Bradley's discovery of the aberration of light was made while attempting to detect stellar parallax. Bradley worked with Samuel Molyneux until Molyneux's death in 1728, trying to measure the parallax of Gamma Draconis.
This stellar parallax ought to have shown up, if it existed at all, as a small annual cyclical motion of the apparent position of the star. However, while Bradley and Molyneux did not find the expected apparent motion due to parallax, they found instead a different and unexplained annual cyclical motion. Shortly after Molyneux's death, Bradley realised that this was caused by what is now known as the aberration of light.[a] The basis on which Bradley distinguished the annual motion actually observed from the expected motion due to parallax, was that its annual timetable was different.
Calculation showed that if there had been any appreciable motion due to parallax, then the star should have reached its most southerly apparent position in December, and its most northerly apparent position in June.

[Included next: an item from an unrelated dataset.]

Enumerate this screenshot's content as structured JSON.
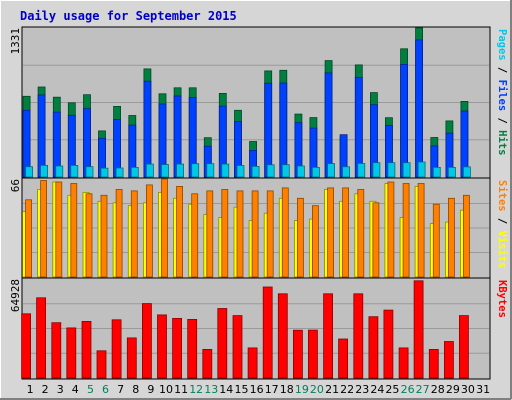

What Bradley found instead was an apparent motion that reached its most southerly point in March, and its most northerly point in September; and that could not be accounted for by parallax: the cause of a motion with the pattern actually seen was at first obscure.
A story has often been told, probably apocryphally, that the solution to the problem eventually occurred to Bradley while he was in a sailing boat on the River Thames. He noticed that when the boat turned about, a small flag at the top of the mast (a telltale) changed its direction, even though the wind had not changed; the only thing that had changed was the direction and speed of the boat. Bradley worked out the consequences of supposing that the direction and speed of the earth in its orbit, combined with a consistent speed of light from the star, might cause the apparent changes of stellar position that he observed. He found that this fitted the observations well, and also gave an estimate for the speed of light, and showed that the stellar parallax, if any, with extremes in June and December, was far too small to measure at the precision available to Bradley. (The smallness of any parallax, compared with expectations, also showed that the stars must be many times more distant from the Earth than anybody had previously believed.)
This discovery of what became known as the aberration of light was, for all realistic purposes, conclusive evidence for the movement of the Earth, and hence for the correctness of Aristarchus' and Kepler's theories; it was announced to the Royal Society in January 1729 (Phil. Trans. xxxv. 637). The theory of the aberration also gave Bradley a means to improve on the accuracy of the previous estimate of the speed of light, which had previously been estimated by the work of Ole Rømer and others.
The earliest observations upon which the discovery of the aberration was founded were made at Molyneux's house on Kew Green, and were continued at the house of Bradley's uncle James Pound in Wanstead, Essex. After publication of his work on the aberration, Bradley continued to observe, to develop and check his second major discovery, the nutation of the Earth's axis, but he did not announce this in print until 14 February 1748 (Phil. Trans. xlv. I), when he had tested its reality by minute observations during an entire revolution (18.6 years) of the moon's nodes.
The publication of Bradley's observations was delayed by disputes about their ownership; but they were finally issued by the Clarendon Press, Oxford, in two folio volumes (1798, 1805). The insight and industry of Friedrich Bessel were, however, needed for the development of their fundamental importance.